Moving Into the Cloud
In addition, going the hardware route may not meet strategic organizational initiatives. With the trend towards multi-cloud infrastructure in order to build and transform web and mobile apps for retail and business banking, wallets and internal apps, security architecture must also go beyond existing perimeter-centric models. Seamless tools that promote collaboration and rapid development to power delivery of digital business applications require heterogeneous computing environments across the cloud and on-premises while maintaining data protection, access and control.
Here is where Unbound comes in.
Unbound provides a clever solution to the problem of key management in a hybrid IT, multi-cloud world. Specifically, an organization can move part of their data center into the cloud, and move their entire cryptographic infrastructure into Unbound Key Control (UKC). Unbound UKC handles the protection and management of cryptographic keys used for data encryption, PKI and so on. Based on the mathematical principles of Multiparty (MPC) Computation, UKC separates keys and stores them in different servers, either in the cloud or on-premises—key material never exists in one single location throughout the key lifecycle. Distributed between two servers and never unified, the key it cannot be compromised or cloned. Additionally, UKC provides a real-time tamper proof audit log that integrates with SIEM and log management systems. In addition, it allow including NSA Suite B and RSA, it is also future ready—including post quantum crypto and blockchain specific algorithms. It seamlessly integrates with all standard crypto APIs (e.g.PKCS#11, CNG, OpenSSL) as well as KMIP, and also includes a full REST API that is ideal for development of cloud native applications. The solution is in the process of receiving FIPS 140-2 certification. As such, UKC might be the answer to many financial institutions’ need to both comply with 23 NYCRR 500, enable digital innovation, and improve security posture in a hybrid IT, multi-cloud environment.

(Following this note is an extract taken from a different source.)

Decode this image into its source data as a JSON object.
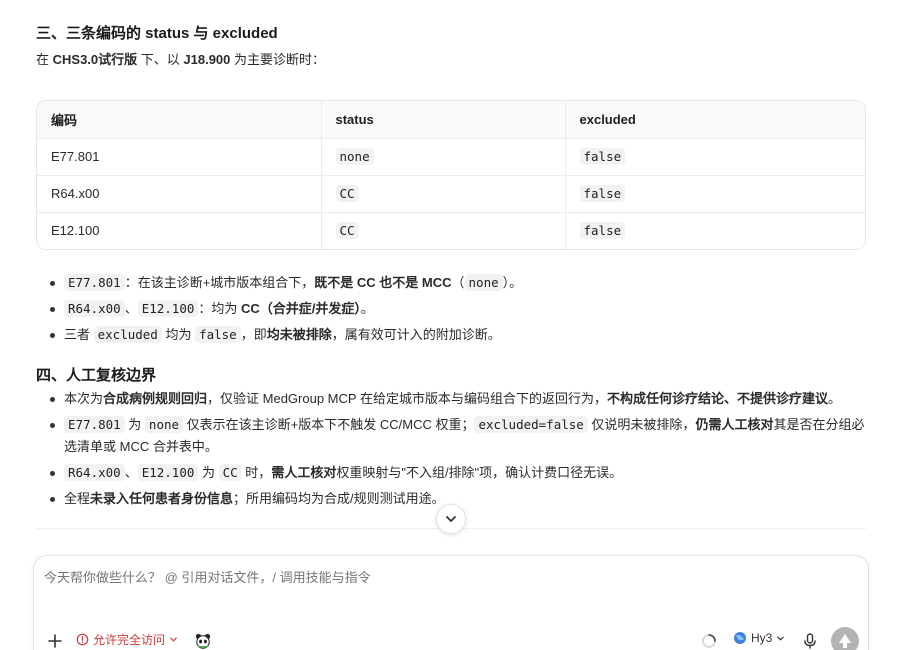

At the end of the day, these regulations are bigger than New York, and bigger than just banking and finance. It is safe to assume that these regulations will be adopted in the near future by similar regulatory bodies both domestically and internationally. Enterprise security is shifting away from protecting the perimeter paradigms to data-centric strategies. And while becoming compliant with New York’s Cyber Regulations might be a “pain” in terms of bureaucracy, resource allocation and funding, rest assured that they will reduce the risk of data breaches from both external and internal threats, negligence and general human error.